By Brian Veseling
Newspapers and Technology
Published: May 1, 2006
Excerpt:
This spring, the Poynter
Institute for Media Studies will launch its second major research project to
determine how people really read print newspapers as well as re-examine their
online reading habits.
While Poynter has done two
Eyetrack studies in recent years on the use of online media, this will be the
first substantial print-based research by the institute since the original
Eyetrack Study in 1991.
The time certainly seems to
be ripe for a renewed look at print newspapers. After all, there have been some
significant changes in both printing technology and how news and information are
distributed in the past 15 years and these have undoubtedly influenced newspaper
design and how people process information.
"For sure," said renowned
design guru Mario Garcia, who helped conduct the first Poynter Eyetrack Study. "The Internet has created a new type of reader - more tech savvy, impatient,
more into moving fast through the information. We have better color
reproduction, so issues of color utilization are more cleverly addressed today.
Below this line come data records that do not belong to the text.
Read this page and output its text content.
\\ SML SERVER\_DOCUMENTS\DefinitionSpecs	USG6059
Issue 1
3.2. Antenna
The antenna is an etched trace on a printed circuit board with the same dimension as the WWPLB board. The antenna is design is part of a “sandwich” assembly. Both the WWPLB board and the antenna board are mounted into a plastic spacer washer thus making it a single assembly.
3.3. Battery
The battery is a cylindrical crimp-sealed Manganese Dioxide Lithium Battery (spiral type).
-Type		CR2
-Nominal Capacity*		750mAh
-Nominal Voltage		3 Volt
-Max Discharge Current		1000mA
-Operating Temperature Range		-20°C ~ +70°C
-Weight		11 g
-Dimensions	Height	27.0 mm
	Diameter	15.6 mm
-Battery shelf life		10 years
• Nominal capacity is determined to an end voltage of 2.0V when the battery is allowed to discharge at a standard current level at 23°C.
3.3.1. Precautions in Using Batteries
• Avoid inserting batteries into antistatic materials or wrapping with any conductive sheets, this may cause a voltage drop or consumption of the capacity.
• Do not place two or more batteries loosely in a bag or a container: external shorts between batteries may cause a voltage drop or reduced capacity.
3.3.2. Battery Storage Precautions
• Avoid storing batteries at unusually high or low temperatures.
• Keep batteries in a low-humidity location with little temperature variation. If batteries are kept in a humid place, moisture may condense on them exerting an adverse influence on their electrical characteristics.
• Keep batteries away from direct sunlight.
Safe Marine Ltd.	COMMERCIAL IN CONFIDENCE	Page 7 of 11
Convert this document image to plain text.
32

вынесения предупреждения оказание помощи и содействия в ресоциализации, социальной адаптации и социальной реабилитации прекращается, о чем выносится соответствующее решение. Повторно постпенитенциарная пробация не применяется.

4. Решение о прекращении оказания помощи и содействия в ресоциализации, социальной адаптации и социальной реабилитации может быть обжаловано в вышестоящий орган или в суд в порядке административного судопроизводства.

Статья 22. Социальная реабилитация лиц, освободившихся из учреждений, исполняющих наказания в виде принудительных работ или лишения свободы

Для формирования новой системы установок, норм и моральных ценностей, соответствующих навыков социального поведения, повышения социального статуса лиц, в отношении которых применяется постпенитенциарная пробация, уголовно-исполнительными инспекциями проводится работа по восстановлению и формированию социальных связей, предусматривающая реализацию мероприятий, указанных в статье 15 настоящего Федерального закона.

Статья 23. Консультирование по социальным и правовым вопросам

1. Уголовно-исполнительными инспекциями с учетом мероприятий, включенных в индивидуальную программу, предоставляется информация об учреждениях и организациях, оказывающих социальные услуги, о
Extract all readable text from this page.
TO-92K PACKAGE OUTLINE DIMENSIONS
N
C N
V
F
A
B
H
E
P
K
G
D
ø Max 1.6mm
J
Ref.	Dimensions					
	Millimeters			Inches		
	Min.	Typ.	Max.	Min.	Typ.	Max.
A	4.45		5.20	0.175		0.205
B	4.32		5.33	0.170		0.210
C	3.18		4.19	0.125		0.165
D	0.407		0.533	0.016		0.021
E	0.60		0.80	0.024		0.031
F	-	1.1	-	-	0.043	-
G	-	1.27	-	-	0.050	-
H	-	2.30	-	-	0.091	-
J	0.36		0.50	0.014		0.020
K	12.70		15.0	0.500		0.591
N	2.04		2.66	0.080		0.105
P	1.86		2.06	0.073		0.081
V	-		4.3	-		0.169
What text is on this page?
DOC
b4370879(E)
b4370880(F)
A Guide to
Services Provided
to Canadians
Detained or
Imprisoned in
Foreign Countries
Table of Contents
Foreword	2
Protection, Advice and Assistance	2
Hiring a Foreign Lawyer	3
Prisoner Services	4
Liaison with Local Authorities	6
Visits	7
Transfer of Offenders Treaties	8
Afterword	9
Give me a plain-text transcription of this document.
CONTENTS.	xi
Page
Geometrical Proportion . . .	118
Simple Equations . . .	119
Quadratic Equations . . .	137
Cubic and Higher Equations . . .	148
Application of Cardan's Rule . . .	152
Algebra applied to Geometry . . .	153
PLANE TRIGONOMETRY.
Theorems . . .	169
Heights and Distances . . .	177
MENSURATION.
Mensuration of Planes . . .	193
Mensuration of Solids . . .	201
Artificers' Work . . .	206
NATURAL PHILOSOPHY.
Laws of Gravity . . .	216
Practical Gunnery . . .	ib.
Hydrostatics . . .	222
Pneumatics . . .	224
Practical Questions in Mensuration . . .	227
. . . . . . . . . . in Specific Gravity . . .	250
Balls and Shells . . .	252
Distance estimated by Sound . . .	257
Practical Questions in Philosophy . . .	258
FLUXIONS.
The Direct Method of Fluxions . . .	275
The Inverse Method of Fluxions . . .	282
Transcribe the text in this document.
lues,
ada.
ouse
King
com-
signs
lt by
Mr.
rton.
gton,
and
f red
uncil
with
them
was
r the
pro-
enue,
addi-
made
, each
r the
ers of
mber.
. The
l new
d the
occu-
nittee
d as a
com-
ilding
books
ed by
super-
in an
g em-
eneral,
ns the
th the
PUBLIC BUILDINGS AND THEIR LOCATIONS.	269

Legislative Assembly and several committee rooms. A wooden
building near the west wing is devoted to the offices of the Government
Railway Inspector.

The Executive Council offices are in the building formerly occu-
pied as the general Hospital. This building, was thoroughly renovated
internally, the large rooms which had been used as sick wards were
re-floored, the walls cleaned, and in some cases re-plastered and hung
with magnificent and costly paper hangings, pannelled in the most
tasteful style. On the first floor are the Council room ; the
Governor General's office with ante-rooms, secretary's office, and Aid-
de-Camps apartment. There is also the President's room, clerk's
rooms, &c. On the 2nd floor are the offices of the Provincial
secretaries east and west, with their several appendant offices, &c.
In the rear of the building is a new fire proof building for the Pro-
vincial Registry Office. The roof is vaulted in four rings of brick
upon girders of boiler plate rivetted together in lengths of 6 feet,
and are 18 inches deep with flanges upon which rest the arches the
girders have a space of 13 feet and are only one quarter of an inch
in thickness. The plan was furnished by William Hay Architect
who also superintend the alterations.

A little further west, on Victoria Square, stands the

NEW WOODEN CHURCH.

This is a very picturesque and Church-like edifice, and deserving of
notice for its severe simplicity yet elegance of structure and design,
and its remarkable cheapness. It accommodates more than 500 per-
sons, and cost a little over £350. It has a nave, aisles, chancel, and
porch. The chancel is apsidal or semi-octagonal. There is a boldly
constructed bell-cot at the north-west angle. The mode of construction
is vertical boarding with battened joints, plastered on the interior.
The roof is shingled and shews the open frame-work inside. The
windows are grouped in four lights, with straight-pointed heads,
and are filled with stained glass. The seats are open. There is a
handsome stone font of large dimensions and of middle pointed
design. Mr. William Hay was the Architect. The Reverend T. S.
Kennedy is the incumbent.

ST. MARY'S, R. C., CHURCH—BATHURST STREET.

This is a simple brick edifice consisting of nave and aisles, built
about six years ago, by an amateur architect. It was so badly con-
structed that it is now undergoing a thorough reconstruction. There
And, overall, we simply don't just redesign in the cosmetic definition of the
word. We rethink the totality of the product: from storytelling (the key issue),
to navigation (the most important second issue), to photo/illustrations/color.
Survival is part of the vocabulary today. It wasn't so much 15 years ago." ...
"The eye goes to the dominant image first and then it goes to the largest headline on a page second," said Sara Quinn, a visual journalism instructor at Poynter. "There's a sequence, and it has to do with dominance basically, but of course the content of the headline, the content of the photograph, the content of the graphic is all very relative, but the eye tracking showed there's a relationship between those
elements."
This time, Quinn said Poynter will be looking at issues such as whether people take their reading patterns with them as they go from print to online. Researchers also will study how people approach different print formats. For example, does the same person read broadsheet, tabloid and Berliner formats in different ways?